The butcher has his stall set up outside the roti (bread) shop, above was out hotel. The freshly baked roti smelt delicious wafting up the stairs unfortunately as a vegetarian I can't say the same for the butcher, but it was fresh every morning, as soon as the meat was finished he packed up shop and was not seen again until early the next morning. The kids had been sent to pick up the meat and rotis.
Elegance on water
It is busy at the boat jetty in Khulna, passengers coming and going to town and to one of the outlying islands. Stepping on and off of the small boats is an art. You see children and elderly people skip down the stairs and step in without any difficulty or holding anything on to the boat. During the journey most stand correcting their balance with that of the boat easily and elegantly. So agile. I must admit I never learnt the art of getting on and off these small ferries, I was never so elegant. Klik op de foto voor een betere inkijk
I told you with the upload of the music-man that it was the Shakrain Festival., The yearly kite festival that is held on January 14th. At first we noticed that shops had sprung up everywhere selling everything from kites, threads, kite reels and lanterns in the market. From early morning young kids excitedly run through the streets with their newly bought kites. Later the sky above Dhaka was filled with kites being flown from every open space and from what it seemed every rooftop. The skilled flyers, the older kids and young men, coat their kite string with a resin made of glue and finely crushed glass, which turns it into a blade in order to cut their opponents string whilst flying. The last kite flying is the winner. It reminded me so much of one of my favourite books The Kite Runner.
Continuing the theme of resilient and innovative Bangladeshi's . This elderly gentlemen repairs locks. The paraphernalia that he has spread across his stall are his tools of the trade and recycled parts that he salvages from disregarded locks. How much trade and profit do you think he earns in one day, but he sits there a proud man.
The music man
I showed you recently the chocolate man, following this and showing you how resilient and inventive Bangladeshi's can be to earn a living, here the music-man. The small instruments that he holds are handmade of course, a small cardboard tube, cut to size, pasted with coloured paper, a soft metal pin is inserted and fastened at the base, a string attached. As you whirl the tube faster and faster a sound is made, a warbling bird, a revved up car, a high pitch note. I have no idea how long each one takes to make, probably not so long for a man with his experience. But he sells them for 5 Thaka. (100 thaka = 1 Euro). On a normal day he would go to the park or wait by schools, but today is Shakrain Festival, (the kite festival) which is celebrated in old Dhaka, on January 15, children are treated to not only kites, but balloons and candy floss and he hopes a whirling tube. We buy 10 from him, we give 8 away as we walk the streets during Shakrain, and 2 we take home to give to our granddaughters. 11 people happy for 50 euro cents.

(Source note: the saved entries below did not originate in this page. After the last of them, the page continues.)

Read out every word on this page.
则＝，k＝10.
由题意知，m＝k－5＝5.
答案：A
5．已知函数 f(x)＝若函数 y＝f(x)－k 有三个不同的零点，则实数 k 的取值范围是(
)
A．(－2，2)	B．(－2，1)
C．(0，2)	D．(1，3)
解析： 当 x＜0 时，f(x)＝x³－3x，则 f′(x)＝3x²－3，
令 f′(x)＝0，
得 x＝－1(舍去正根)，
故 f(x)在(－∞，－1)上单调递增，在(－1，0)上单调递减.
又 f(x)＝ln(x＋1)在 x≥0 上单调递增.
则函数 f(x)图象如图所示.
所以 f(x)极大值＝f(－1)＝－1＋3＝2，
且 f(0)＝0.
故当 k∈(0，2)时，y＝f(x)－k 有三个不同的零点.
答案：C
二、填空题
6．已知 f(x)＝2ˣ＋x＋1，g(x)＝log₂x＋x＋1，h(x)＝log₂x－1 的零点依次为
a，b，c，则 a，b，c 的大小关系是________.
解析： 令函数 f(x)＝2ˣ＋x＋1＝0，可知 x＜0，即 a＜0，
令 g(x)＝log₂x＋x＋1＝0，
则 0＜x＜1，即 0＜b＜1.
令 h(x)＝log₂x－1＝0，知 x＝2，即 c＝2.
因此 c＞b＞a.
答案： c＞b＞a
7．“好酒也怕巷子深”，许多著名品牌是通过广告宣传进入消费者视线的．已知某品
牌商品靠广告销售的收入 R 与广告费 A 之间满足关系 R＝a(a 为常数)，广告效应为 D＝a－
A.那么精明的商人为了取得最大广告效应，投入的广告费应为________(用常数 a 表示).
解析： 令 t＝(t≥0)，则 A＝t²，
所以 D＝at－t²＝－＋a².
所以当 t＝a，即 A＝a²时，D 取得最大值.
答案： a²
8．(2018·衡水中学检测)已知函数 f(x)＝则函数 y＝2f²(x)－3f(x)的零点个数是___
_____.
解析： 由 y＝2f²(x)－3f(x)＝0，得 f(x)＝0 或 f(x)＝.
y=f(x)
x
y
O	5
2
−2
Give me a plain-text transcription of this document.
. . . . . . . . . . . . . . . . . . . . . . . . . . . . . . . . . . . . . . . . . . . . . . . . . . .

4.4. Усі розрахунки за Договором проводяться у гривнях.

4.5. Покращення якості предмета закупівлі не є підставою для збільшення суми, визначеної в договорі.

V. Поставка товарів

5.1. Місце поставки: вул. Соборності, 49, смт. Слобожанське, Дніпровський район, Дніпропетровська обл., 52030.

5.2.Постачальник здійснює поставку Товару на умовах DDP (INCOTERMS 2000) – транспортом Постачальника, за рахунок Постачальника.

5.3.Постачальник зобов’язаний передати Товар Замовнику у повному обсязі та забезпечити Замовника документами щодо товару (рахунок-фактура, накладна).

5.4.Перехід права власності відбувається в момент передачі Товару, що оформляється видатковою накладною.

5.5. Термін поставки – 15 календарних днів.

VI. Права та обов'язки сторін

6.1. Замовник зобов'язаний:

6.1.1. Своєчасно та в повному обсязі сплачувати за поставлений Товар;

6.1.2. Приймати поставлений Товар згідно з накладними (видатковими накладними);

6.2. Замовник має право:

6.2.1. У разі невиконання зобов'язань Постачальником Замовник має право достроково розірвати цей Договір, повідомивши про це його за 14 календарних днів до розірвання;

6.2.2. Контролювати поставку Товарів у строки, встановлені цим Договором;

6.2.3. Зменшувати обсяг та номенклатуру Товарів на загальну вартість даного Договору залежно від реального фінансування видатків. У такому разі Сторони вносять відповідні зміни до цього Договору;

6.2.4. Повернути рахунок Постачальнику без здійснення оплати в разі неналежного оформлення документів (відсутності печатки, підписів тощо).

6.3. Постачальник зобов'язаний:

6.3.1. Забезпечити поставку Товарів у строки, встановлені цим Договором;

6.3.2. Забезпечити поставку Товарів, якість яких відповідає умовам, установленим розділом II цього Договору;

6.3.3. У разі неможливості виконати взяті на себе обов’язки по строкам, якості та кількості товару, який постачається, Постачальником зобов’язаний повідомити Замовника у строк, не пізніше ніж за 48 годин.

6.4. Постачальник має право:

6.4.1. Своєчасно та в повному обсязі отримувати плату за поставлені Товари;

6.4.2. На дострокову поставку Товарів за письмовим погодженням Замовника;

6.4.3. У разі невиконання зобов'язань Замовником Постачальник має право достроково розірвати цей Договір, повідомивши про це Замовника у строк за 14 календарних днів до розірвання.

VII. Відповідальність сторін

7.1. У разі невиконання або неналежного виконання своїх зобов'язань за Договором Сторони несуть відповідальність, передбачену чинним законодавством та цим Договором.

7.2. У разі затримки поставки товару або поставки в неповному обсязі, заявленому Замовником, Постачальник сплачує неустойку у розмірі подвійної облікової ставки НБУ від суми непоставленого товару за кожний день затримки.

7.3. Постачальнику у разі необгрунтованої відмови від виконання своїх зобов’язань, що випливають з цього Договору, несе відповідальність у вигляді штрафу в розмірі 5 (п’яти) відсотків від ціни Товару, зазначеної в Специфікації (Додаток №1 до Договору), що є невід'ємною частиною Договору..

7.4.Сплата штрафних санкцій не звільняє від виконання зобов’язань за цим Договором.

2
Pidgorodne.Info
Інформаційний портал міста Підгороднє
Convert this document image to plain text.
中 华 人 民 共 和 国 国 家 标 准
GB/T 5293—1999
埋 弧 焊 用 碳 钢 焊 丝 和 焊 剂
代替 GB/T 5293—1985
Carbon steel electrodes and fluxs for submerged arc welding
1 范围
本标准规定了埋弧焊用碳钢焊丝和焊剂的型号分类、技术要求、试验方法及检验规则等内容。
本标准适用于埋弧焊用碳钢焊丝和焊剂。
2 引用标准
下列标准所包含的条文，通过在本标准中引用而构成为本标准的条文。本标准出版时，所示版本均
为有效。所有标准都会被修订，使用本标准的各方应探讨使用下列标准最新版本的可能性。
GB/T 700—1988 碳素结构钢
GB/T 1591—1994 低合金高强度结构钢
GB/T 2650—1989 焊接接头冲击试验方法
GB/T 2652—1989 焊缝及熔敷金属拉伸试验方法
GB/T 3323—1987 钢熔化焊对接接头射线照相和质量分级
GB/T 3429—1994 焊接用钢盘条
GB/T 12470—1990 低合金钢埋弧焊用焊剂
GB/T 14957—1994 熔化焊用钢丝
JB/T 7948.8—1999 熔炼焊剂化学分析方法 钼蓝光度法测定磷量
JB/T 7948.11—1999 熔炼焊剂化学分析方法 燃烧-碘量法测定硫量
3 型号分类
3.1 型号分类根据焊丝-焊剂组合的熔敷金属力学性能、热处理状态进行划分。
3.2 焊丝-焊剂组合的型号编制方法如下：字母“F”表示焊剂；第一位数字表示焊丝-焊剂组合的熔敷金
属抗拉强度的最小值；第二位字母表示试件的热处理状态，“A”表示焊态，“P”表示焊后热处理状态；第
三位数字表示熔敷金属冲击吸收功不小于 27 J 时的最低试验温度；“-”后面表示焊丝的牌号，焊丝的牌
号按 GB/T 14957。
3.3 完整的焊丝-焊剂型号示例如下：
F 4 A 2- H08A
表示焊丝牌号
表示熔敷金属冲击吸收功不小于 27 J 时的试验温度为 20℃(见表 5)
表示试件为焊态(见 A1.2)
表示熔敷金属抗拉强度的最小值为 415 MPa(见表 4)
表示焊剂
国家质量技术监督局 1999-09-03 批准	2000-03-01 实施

Bangladesh probably the most fascinating place I have ever travelled to. The people are so resilient, so innovative to make a little money. Waiting for the train to leave the vendor tries to make a few sales. - 'Chocolate, chocolate mam', he calls. “Now is winter, now is chocolate good”, I didn’t understand what he meant at first, but soon learnt from him that in the summer months the chocolate melts fast whereas the relatively cooler winter days helps keep the chocolate good in his old tin. He tells me he is saving for a coolbox, he hopes to have enough money by next summer then he will have good chocolate all year. Moments like this are so humbling as a traveller. I have an unused coolbox in my attic at home, how I wished at that moment that I could have given it to him.